TGV Magazine
Décembre 2000 · Christophe Deshoulière
Inoxidables Rhinocéros !
Anouilh et Ionesco - à en juger par deux spectacles très réussis - sortent du purgatoire des "vieux réacs", quarante ans après leur exclusion du théâtre dit "moderne".
Paris, 1959 : Jean Anouilh présente BecketT ou l'honneur de Dieu au Théâtre Montparnasse ; c'est un triomphe du théâtre dit "bourgeois". L'année suivante, à l'Odéon, Ionesco confie à Jean-Louis Barrault la création de Rhinocéros ; la critique remarque alors le changement d'aspect de sa dramaturgie : le poète iconoclaste devient un donneur de leçons - comme l'Antigone d'Anouilh quinze ans plus tôt, le Bérenger de Ionesco prêche la résistance juvénile... Et son auteur n'en vieillira que mieux, plus tard, à l'Académie Française. Anouilh, anarchiste de droite sans compromis avec l'institution publique, n'a jamais songé à jouer cette comédie de la respectabilité, ce qui n'empêcha pas alors la meilleure partie de la critique de les jeter tous les deux dans le même sac à vieux réacs !
Deux générations après, deux excellents spectacles nous obligent à nuancer ces jugements.
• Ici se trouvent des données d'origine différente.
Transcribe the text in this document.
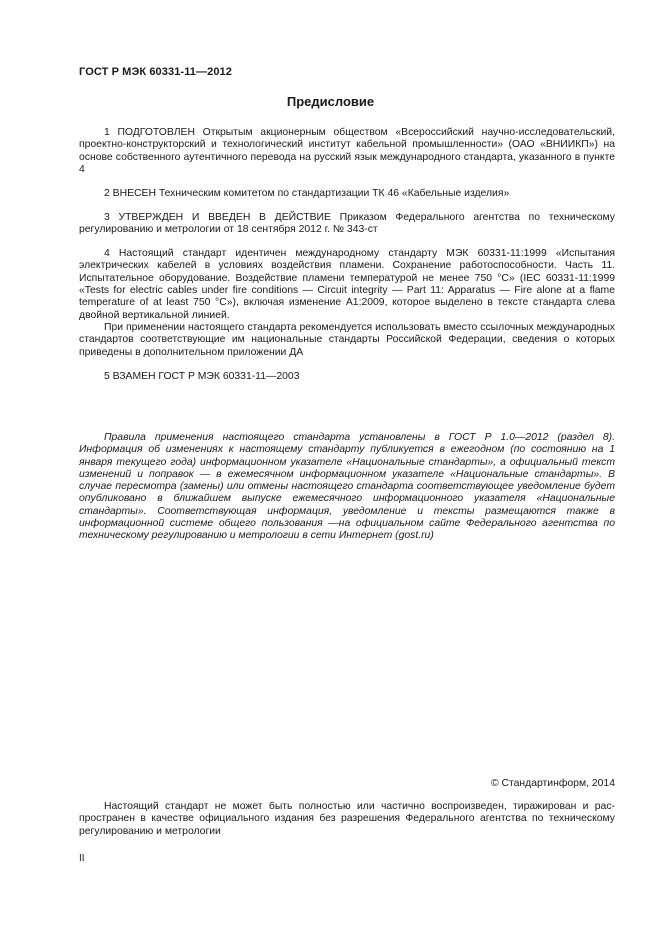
ГОСТ Р МЭК 60331-11—2012
Предисловие

1 ПОДГОТОВЛЕН Открытым акционерным обществом «Всероссийский научно-исследовательский, проектно-конструкторский и технологический институт кабельной промышленности» (ОАО «ВНИИКП») на основе собственного аутентичного перевода на русский язык международного стандарта, указанного в пункте 4

2 ВНЕСЕН Техническим комитетом по стандартизации ТК 46 «Кабельные изделия»

3 УТВЕРЖДЕН И ВВЕДЕН В ДЕЙСТВИЕ Приказом Федерального агентства по техническому регулированию и метрологии от 18 сентября 2012 г. № 343-ст

4 Настоящий стандарт идентичен международному стандарту МЭК 60331-11:1999 «Испытания электрических кабелей в условиях воздействия пламени. Сохранение работоспособности. Часть 11. Испытательное оборудование. Воздействие пламени температурой не менее 750 °С» (IEC 60331-11:1999 «Tests for electric cables under fire conditions — Circuit integrity — Part 11: Apparatus — Fire alone at a flame temperature of at least 750 °C»), включая изменение А1:2009, которое выделено в тексте стандарта слева двойной вертикальной линией.

При применении настоящего стандарта рекомендуется использовать вместо ссылочных международных стандартов соответствующие им национальные стандарты Российской Федерации, сведения о которых приведены в дополнительном приложении ДА

5 ВЗАМЕН ГОСТ Р МЭК 60331-11—2003

Правила применения настоящего стандарта установлены в ГОСТ Р 1.0—2012 (раздел 8). Информация об изменениях к настоящему стандарту публикуется в ежегодном (по состоянию на 1 января текущего года) информационном указателе «Национальные стандарты», а официальный текст изменений и поправок — в ежемесячном информационном указателе «Национальные стандарты». В случае пересмотра (замены) или отмены настоящего стандарта соответствующее уведомление будет опубликовано в ближайшем выпуске ежемесячного информационного указателя «Национальные стандарты». Соответствующая информация, уведомление и тексты размещаются также в информационной системе общего пользования —на официальном сайте Федерального агентства по техническому регулированию и метрологии в сети Интернет (gost.ru)

© Стандартинформ, 2014

Настоящий стандарт не может быть полностью или частично воспроизведен, тиражирован и распространен в качестве официального издания без разрешения Федерального агентства по техническому регулированию и метрологии

II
D'abord - c'est le plus simple à constater - Anouilh a travaillé Becket comme son chef d'oeuvre. Certes, on rigole, mais dans certains échanges, le Lorenzaccio de Musset rencontre la Jeanne d'Arc de Bernard Shaw, Nietzsche souffle des répliques à Saint François d'Assise et même le grand vent claudélien agite la tempête sur la Manche ! L'honneur assèche l'amour comme la pose étouffe l'amour comme la pose étouffe la passion, ce qui n'empêche pas Didier Sandre de jouer un BecketT empruntant son énergie intérieure au Soulier de Satin, pour mieux accentuer le tragique déséquilibre avec le personnage de Bernard Giraudeau : roi indigne, homme ordinaire, obsessionnel, rongé par une amitié (particulière) dont les valeurs le dépassent. Et grâce à la mise en scène sobre et très efficace de Didier Long, qui évite tous les pièges de la bonne vieille pièce en costumes, ces deux monstres sacrés s'aiment et se déchirent selon un sentiment de l'esthétique qui tient lieu de métaphysique chez les hommes d'honneur. Un régal.
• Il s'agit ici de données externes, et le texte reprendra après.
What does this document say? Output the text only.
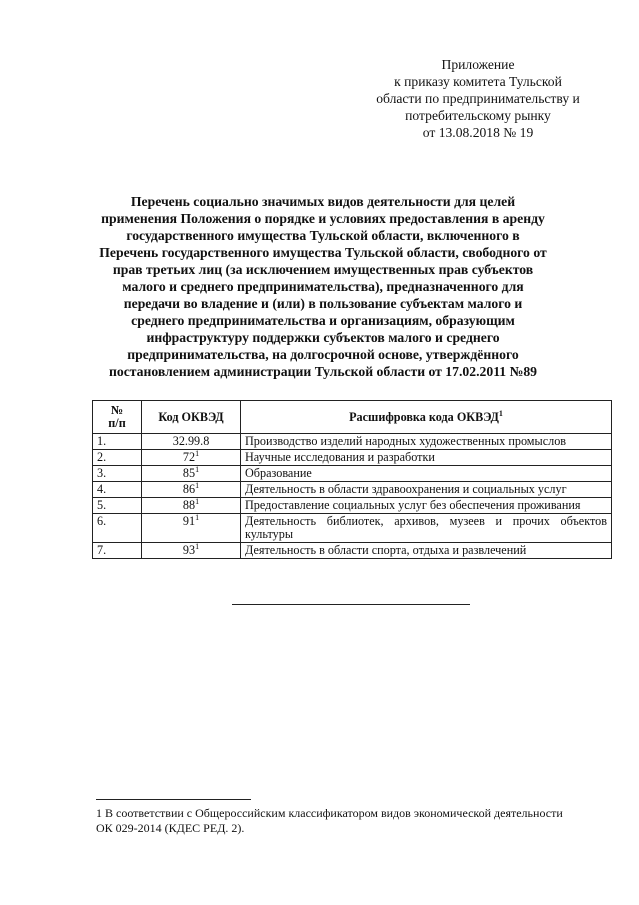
Приложение
к приказу комитета Тульской
области по предпринимательству и
потребительскому рынку
от 13.08.2018 № 19
Перечень социально значимых видов деятельности для целей
применения Положения о порядке и условиях предоставления в аренду
государственного имущества Тульской области, включенного в
Перечень государственного имущества Тульской области, свободного от
прав третьих лиц (за исключением имущественных прав субъектов
малого и среднего предпринимательства), предназначенного для
передачи во владение и (или) в пользование субъектам малого и
среднего предпринимательства и организациям, образующим
инфраструктуру поддержки субъектов малого и среднего
предпринимательства, на долгосрочной основе, утверждённого
постановлением администрации Тульской области от 17.02.2011 №89
№
п/п	Код ОКВЭД	Расшифровка кода ОКВЭД$^1$
1.	32.99.8	Производство изделий народных художественных промыслов
2.	$72^1$	Научные исследования и разработки
3.	$85^1$	Образование
4.	$86^1$	Деятельность в области здравоохранения и социальных услуг
5.	$88^1$	Предоставление социальных услуг без обеспечения проживания
6.	$91^1$	Деятельность библиотек, архивов, музеев и прочих объектов культуры
7.	$93^1$	Деятельность в области спорта, отдыха и развлечений
1 В соответствии с Общероссийским классификатором видов экономической деятельности
ОК 029-2014 (КДЕС РЕД. 2).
Comme Anouilh supporte bien l'épreuve du temps, Ionesco sort vainqueur de la mise en scène décapante d'Éric Vigner à Lorient. Exit le décor de la France profonde des années 1950, le petit marché, le petit bureau... Un Rhinocéros gît au milieu de la scène vide, éventrée, cauchemar énorme de l'unique personnage vraisemblable de la pièce : Bérenger. Jean-Damien Barbin transforme son aventure en face à face exclusif avec la Bête. En contraste, les autres témoins de son irruption, qui se transforment tous métaphoriquement en rhinocéros, parlent avec la sententieuse lenteur des ombres dans les songes... Bérenger rêve tout ce qui l'entoure, le cerne.
La "bonne idée" d'Éric Vigner est d'avoir pris au pied de la lettre la mythomanie implicite de Bérenger : un pauvre type décalé, un marginal en rupture de travail, un professionnel de l'ennui, un alcoolique qui aurait échangé ses éléphants roses avec un monstre cornu ! Même son attitude finale de résistant n'est plus que la manifestation de son incapacité à suivre le mouvement...
Comme Becket devient un saint parce qu'il s'ennuie de ne rien aimer vraiment, l'expérience héroïque de Bérenger est purement négative. En notre fin de siècle qui subit le triomphe médiatique de la médiocrité auto-satisfaite (l'idéologie Houellebecq), il est réconfortant de constater qu'hier, même Anouilh et Ionesco avaient mieux traité cette ultime vanité - sans parler de Beckett (le vrai, l'écrivain, pas l'archevêque de Canterbury).